Companies typically encounter such arrangements as they deal with their health plan provider. Companies like Aetna, Cigna, and Blue Cross Blue Shield have adopted a different approach to value-based arrangements, Abbott said, and employers should be aware of their provider’s approach.
“It’s especially important when companies take their health plans out to bid,” Abbott said. “It’s not enough to look at discounts. What are the other value-based reimbursement components that this health plan is going to deliver over the life of the contract? It changes the accounting and the decision set.”
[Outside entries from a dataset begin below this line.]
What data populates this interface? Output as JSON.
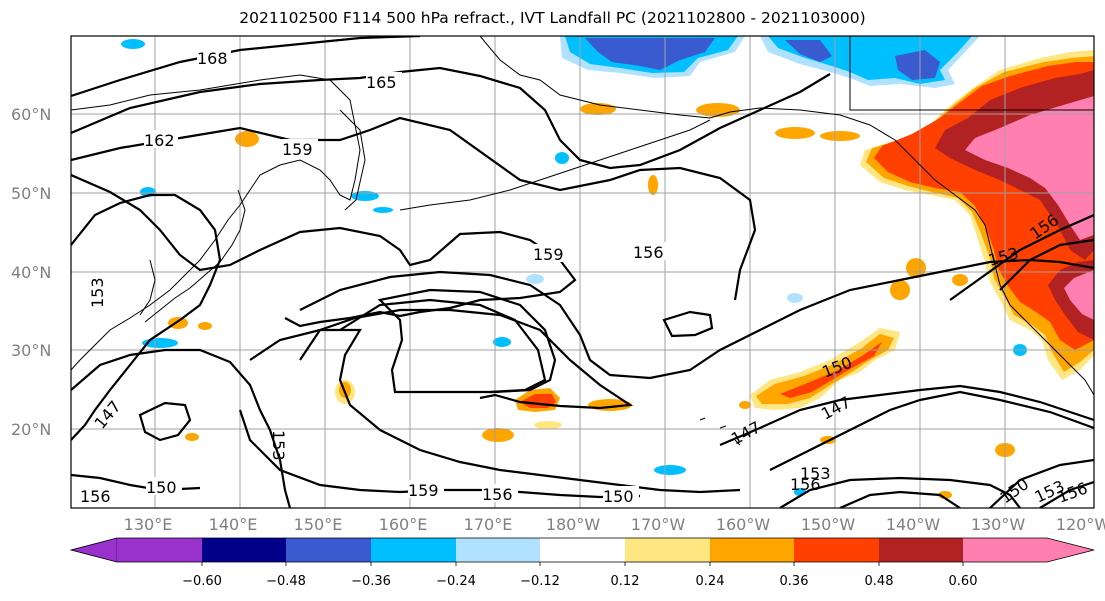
{
  "title": "2021102500 F114 500 hPa refract., IVT Landfall PC (2021102800 - 2021103000)",
  "map": {
    "lat_labels": [
      "60°N",
      "50°N",
      "40°N",
      "30°N",
      "20°N"
    ],
    "lon_labels": [
      "130°E",
      "140°E",
      "150°E",
      "160°E",
      "170°E",
      "180°W",
      "170°W",
      "160°W",
      "150°W",
      "140°W",
      "130°W",
      "120°W"
    ],
    "contour_labels": [
      "168",
      "165",
      "162",
      "159",
      "159",
      "156",
      "153",
      "150",
      "147",
      "147",
      "147",
      "150",
      "153",
      "156",
      "159",
      "156",
      "150",
      "150",
      "153",
      "156",
      "153",
      "156",
      "153",
      "156"
    ],
    "colors": {
      "contour": "#000000",
      "grid": "#a0a0a0",
      "coast": "#000000"
    }
  },
  "colorbar": {
    "tick_labels": [
      "−0.60",
      "−0.48",
      "−0.36",
      "−0.24",
      "−0.12",
      "0.12",
      "0.24",
      "0.36",
      "0.48",
      "0.60"
    ],
    "colors": [
      "#9932cc",
      "#00008b",
      "#3a5ad0",
      "#00bfff",
      "#b0e2ff",
      "#ffffff",
      "#ffe680",
      "#ffa500",
      "#ff4000",
      "#b22222",
      "#ff80b0"
    ]
  }
}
Value-based arrangements that look at provider effectiveness or outcomes “are measured over a period of time,” Abbott said, which introduces “a retrospective aspect.” The added information about the provider’s effectiveness or outcome ends up being “factored in after the close of a given year,” he said.
A Concerted Effort
NBGH’s Marcotte suggested that the key to containing costs is employing many different approaches to the problem.
The companies that are getting the best results aren’t just using high-deductible plans, he said. “It’s everything you’re doing—wellness initiatives, smokers surcharges, biometric screenings, and decision-support tools. Those companies that are doing more of those type of things typically see their net trend year-over-year running between zero and 2%.”
One approach that’s seeing a pick-up in interest is telemedicine, which enables individuals to consult with doctors either over the phone or online. According to the NBGH survey, 48% of companies plan to offer telemedicine next year.
Ratcliffe, at left, said a recent Buck Consultants survey of more than 1,000 employers worldwide showed telemedicine was the fastest-growing program globally.
“You’re cutting down the unit cost,” he said. “People utilize a doctor at a much lower cost. You’re also keeping people productive at work because they don’t have to take time off, and you’re more likely to use that service before your condition worsens.”
Wellness initiatives, which can range from biometric screenings to disease management programs, are widely used, but there has been some debate as to the return on investment they provide. Ratcliffe argued that the return depends on the type of program, with the programs that have the most impact those that target employees with health problems.
“Even studies that say no ROI say there’s very high ROI in programs that target the sick people,” he said, noting that 20% to 25% of those covered in a health plan may represent 60% to 75% of the plan’s costs.
Private exchanges have gotten a lot of publicity recently as a way for employers to lessen their administrative burden while providing workers with a range of coverage options. But both the Towers Watson and NBGH surveys suggest companies are watching to see how the private exchanges develop before committing themselves. Just 2% of the companies surveyed by NBGH had moved employees to a private exchange this year, and just 1% plan to do so in 2015.
Filling the Deductible Gap
How much of the cost of health coverage can companies shift onto their employees? Ratcliffe noted an interest among employers in offering policies, paid for in full by employees, that help them deal with large deductibles, such as critical illness insurance, accident coverage, and hospital indemnity. “These voluntary coverages fill the gap for employees,” Ratcliffe said.
The premiums that employees pay for such policies aren’t included in the excise tax calculation. “You can offer a opportunity for the individual to offset some of their financial risk and keep that out of the excise tax equation,” Abbott said.
Still, there’s a debate about whether the voluntary policies are appropriate. “Many of the voluntary policies are limited in what they cover, and the cost is not insignificant,” Abbott said, noting that the policies are competing with other options for employees’ funds. “When you think about it, if you put that money into a health savings account over time, versus buying the critical illness policy versus putting it into the 401(k), what is the greatest value for that dollar?”